Niall Tuohy, Security Product Manager with Vodafone Ireland discusses network security

Great interview with Niall TuohySecurity Product Manager with Vodafone Ireland .

As more and more people are working from home, how can they handle smart devices?

Securing your smart devices is key to secure home working. For businesses who already have security built into devices, make sure your solutions are up-to-date and operating on the latest versions. At this time, you may want to add a feature so employees can clearly see when an email was sent from an external source.

Company devices should have a VPN or virtual private network so employees can access company email and applications, without risk, preferably with a two-step authentication process. Businesses may also want to blacklist certain websites and install more robust device management software for an added layer of security in these uncertain times.

It’s also critical to understand how data storage and backup work. Can you save and back up your local files to a corporate cloud solution? It’s important that you don’t back-up content to your phone or computer’s desktop as this could be easily hacked.

When this Covid-19 situation finally ends, should businesses set up security protocols that must be adhered to when working from home?

Absolutely. When we do emerge from the COVID-19 crisis, the working from home model will look significantly different. It is therefore critical for all companies to review and update plans and policies that specifically address the security behaviour and actions of employees and whether there is dedicated security training needed for staff. It is also important to understand what the level of awareness and consideration of security issues is across the company, especially when implementing new initiatives or working with partners on security preparedness.

Being cyber ready is about being aware and prepared for the threats present today and tomorrow. A business needs to be ready to react, respond and recover when the worst happens, not just trying to prevent it.

Will, what is happening now usher in new BYOD guidelines?

Quite possibly. It is recommended that all companies have robust guidelines around BYOD. Some companies are in a situation where employees need to use personal mobile devices for email and other tasks. People may also be working with a combination of personal and company devices as an interim step to ensuring business continuity.

The risk of data loss and exposure is significantly increased with BYOD. It’s therefore critically important that BYOD guidelines and protocols are reviewed and enhanced regularly.  This is because basic security controls may not be effective on mobile devices or non-company owned laptops when working from home. Well-developed BYOD programmes should be based on a clear understanding and an evaluation of potential data threats. These include mobile third-party applications, personal and corporate applications and unauthorised cloud-based storage applications.

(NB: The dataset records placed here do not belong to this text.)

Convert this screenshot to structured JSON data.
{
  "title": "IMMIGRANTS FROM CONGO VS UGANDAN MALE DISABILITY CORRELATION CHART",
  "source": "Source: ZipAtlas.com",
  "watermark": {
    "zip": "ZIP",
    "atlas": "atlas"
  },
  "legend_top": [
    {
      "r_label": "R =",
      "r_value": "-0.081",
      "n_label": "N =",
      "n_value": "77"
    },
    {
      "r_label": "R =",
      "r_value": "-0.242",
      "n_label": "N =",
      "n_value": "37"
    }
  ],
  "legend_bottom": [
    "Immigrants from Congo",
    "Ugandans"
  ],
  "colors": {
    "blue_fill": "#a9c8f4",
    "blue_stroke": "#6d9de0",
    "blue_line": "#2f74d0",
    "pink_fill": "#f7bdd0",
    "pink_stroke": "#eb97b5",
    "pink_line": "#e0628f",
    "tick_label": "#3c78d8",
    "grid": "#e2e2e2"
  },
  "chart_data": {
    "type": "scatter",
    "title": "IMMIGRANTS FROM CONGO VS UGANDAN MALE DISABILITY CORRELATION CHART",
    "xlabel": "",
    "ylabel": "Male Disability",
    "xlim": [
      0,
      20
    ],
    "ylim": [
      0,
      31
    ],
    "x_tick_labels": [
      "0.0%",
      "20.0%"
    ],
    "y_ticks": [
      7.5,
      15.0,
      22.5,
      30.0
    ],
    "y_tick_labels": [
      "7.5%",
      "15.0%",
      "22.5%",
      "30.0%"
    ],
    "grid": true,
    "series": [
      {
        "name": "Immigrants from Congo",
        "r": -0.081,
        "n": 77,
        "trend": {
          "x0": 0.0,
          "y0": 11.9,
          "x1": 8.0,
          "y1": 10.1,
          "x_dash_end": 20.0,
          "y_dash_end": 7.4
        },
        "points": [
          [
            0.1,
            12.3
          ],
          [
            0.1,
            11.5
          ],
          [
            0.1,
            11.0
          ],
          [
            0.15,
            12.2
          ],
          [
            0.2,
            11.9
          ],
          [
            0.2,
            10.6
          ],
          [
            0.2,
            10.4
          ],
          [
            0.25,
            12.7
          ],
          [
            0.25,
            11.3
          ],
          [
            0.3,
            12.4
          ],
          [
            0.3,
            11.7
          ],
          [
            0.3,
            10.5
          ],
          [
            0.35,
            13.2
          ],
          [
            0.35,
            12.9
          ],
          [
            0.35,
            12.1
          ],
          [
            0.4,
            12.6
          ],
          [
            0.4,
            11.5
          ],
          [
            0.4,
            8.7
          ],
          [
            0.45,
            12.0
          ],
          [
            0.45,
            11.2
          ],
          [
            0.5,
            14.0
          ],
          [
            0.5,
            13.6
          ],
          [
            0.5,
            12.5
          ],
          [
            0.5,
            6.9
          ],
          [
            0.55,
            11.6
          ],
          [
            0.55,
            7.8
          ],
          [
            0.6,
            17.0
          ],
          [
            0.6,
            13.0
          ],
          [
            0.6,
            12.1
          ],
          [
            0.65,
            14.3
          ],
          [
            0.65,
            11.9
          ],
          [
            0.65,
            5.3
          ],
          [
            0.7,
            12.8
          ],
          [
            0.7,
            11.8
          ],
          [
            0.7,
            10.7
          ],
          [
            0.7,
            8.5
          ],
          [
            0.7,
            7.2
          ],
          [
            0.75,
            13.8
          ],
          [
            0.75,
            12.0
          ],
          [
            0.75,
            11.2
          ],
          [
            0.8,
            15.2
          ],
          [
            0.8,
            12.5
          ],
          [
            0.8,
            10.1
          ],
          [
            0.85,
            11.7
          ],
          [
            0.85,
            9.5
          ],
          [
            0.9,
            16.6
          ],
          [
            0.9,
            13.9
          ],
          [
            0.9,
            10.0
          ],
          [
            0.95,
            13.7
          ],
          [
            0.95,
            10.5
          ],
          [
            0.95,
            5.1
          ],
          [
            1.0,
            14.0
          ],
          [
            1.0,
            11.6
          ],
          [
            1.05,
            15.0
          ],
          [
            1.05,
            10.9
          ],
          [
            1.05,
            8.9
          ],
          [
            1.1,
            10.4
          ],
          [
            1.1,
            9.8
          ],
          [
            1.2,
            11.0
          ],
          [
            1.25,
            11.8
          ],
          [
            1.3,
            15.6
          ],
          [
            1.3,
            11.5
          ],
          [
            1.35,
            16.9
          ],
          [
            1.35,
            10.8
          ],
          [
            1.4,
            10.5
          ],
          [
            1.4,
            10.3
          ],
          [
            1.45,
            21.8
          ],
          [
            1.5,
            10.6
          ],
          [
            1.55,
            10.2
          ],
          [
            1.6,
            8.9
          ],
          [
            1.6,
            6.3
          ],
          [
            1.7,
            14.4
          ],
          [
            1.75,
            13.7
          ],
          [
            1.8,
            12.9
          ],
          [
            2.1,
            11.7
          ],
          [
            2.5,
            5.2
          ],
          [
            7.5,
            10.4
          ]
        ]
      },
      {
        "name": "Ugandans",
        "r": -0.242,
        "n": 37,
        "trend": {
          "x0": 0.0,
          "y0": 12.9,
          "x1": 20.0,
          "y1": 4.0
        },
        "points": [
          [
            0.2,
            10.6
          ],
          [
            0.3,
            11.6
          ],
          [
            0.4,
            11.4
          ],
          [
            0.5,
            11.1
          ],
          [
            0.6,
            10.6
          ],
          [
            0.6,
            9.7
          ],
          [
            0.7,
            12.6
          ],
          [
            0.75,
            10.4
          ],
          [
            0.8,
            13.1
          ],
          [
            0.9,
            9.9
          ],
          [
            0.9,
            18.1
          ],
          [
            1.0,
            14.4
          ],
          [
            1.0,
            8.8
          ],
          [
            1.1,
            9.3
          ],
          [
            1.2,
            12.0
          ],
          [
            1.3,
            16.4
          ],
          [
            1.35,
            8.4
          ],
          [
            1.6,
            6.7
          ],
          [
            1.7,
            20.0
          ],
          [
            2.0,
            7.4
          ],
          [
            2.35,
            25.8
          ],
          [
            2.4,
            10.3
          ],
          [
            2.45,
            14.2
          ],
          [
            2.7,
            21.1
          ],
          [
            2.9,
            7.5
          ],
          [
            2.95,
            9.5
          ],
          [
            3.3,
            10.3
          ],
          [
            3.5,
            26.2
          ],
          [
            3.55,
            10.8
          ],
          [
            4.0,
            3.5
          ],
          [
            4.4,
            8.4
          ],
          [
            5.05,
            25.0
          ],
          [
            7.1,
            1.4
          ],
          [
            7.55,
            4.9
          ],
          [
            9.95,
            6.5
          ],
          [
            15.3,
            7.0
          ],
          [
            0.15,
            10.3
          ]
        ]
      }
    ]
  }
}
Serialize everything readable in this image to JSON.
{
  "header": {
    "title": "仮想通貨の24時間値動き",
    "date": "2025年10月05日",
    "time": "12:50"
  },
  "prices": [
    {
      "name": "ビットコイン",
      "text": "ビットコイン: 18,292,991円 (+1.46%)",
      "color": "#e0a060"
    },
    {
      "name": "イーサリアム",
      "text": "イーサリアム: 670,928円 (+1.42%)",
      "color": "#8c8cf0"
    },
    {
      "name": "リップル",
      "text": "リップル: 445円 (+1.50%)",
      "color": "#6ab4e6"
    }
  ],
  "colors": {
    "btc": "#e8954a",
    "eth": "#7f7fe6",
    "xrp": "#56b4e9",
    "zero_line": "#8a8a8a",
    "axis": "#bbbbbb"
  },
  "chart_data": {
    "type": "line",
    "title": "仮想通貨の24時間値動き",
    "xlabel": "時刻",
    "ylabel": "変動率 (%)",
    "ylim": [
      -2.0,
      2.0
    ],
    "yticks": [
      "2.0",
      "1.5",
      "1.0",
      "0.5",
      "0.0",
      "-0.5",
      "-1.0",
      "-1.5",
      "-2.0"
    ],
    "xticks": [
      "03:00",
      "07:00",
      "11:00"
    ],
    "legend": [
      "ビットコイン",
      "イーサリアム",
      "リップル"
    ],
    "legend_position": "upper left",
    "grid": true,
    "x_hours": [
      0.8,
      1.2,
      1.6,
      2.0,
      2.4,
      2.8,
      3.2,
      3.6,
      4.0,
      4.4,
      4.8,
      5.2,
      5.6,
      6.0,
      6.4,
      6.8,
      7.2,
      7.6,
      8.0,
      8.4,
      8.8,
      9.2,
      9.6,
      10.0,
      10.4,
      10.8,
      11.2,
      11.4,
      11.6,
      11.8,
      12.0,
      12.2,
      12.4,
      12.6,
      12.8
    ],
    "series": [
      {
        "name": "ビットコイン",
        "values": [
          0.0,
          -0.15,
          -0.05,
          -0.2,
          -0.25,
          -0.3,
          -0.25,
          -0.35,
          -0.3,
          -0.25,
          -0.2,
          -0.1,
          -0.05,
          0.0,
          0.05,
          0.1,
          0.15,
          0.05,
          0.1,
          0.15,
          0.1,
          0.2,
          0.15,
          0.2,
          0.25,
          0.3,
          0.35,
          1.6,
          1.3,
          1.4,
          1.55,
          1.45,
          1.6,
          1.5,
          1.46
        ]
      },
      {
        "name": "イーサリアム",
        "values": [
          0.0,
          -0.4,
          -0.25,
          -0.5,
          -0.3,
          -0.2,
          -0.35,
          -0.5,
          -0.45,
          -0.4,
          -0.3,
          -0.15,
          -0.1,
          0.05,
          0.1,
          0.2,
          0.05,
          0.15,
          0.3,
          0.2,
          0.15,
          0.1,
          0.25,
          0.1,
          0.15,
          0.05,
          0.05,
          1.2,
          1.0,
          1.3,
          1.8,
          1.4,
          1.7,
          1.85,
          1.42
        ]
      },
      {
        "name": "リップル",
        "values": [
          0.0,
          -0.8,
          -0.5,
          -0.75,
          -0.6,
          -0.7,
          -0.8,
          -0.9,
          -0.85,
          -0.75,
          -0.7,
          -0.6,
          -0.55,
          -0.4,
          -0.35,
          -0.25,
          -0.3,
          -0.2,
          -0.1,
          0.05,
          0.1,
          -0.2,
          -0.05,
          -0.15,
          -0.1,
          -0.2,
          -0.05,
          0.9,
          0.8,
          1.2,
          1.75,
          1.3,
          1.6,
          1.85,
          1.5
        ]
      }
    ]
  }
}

Will working from home in the future be a major security risk?

No, not if business owners and employees act now to implement strategies and adhere to security guidelines to decrease the likelihood of cyberattacks. The nature of cybersecurity is that criminals have always adopted new ways to invade company and personal devices. Virtual private networks have become the new lifeline for many businesses, which is extending encrypted networks to our homes.

It is important for a business to do a full audit on where a threat could come from and put in place security structures to reduce the success of an outside attack.

There are sophisticated software packages and management tools available, which when implemented with the right security behaviours, will provide a robust defence for businesses fully adopting a smart working model.

For example, solutions such as Palo Alto Traps, can be easily sent to an employees’ device and provide enhanced support. Traps replace legacy antivirus and secure endpoints with a multi-method prevention approach that blocks malware and exploits, both known and unknown before they compromise laptops and other devices.

What security tips can you give to people who are working from home?

While we know that people are more cyber aware now than ever before, hackers are using these uncertain times as a prime opportunity for phishing and accessing personal and company information. Here are some steps to help people manage their security at home:

• Be vigilant – phishing emails may look like they come from an internal address, but if it looks any way unusual, it is important that you contact your IT department or the sender before opening the link. And be aware of free or limited offers from unknown parties and untrusted websites.
• Change your passwords – make sure your personal devices are secure by frequently changing passwords and not staying logged in to device/ platform when it is not in use. Remember that malicious attempts to gain entry to your WiFi are also possible. To mitigate this, and in terms of best practice, you should always change your home WiFi password from the generic admin password provided to a personalised one.
• Move to the cloud – where possible, make use of any cloud-based sharing platforms available to you to share files and edit online. Taking this approach will not only ensure your work is backed up, but it eliminates the need to download all of your files which are susceptible to ransomware attacks.
• Use your company – make sure you have access to your organization’s cloud infrastructure and can tunnel in through a VPN with encryption. This will make it difficult for your information to be hacked.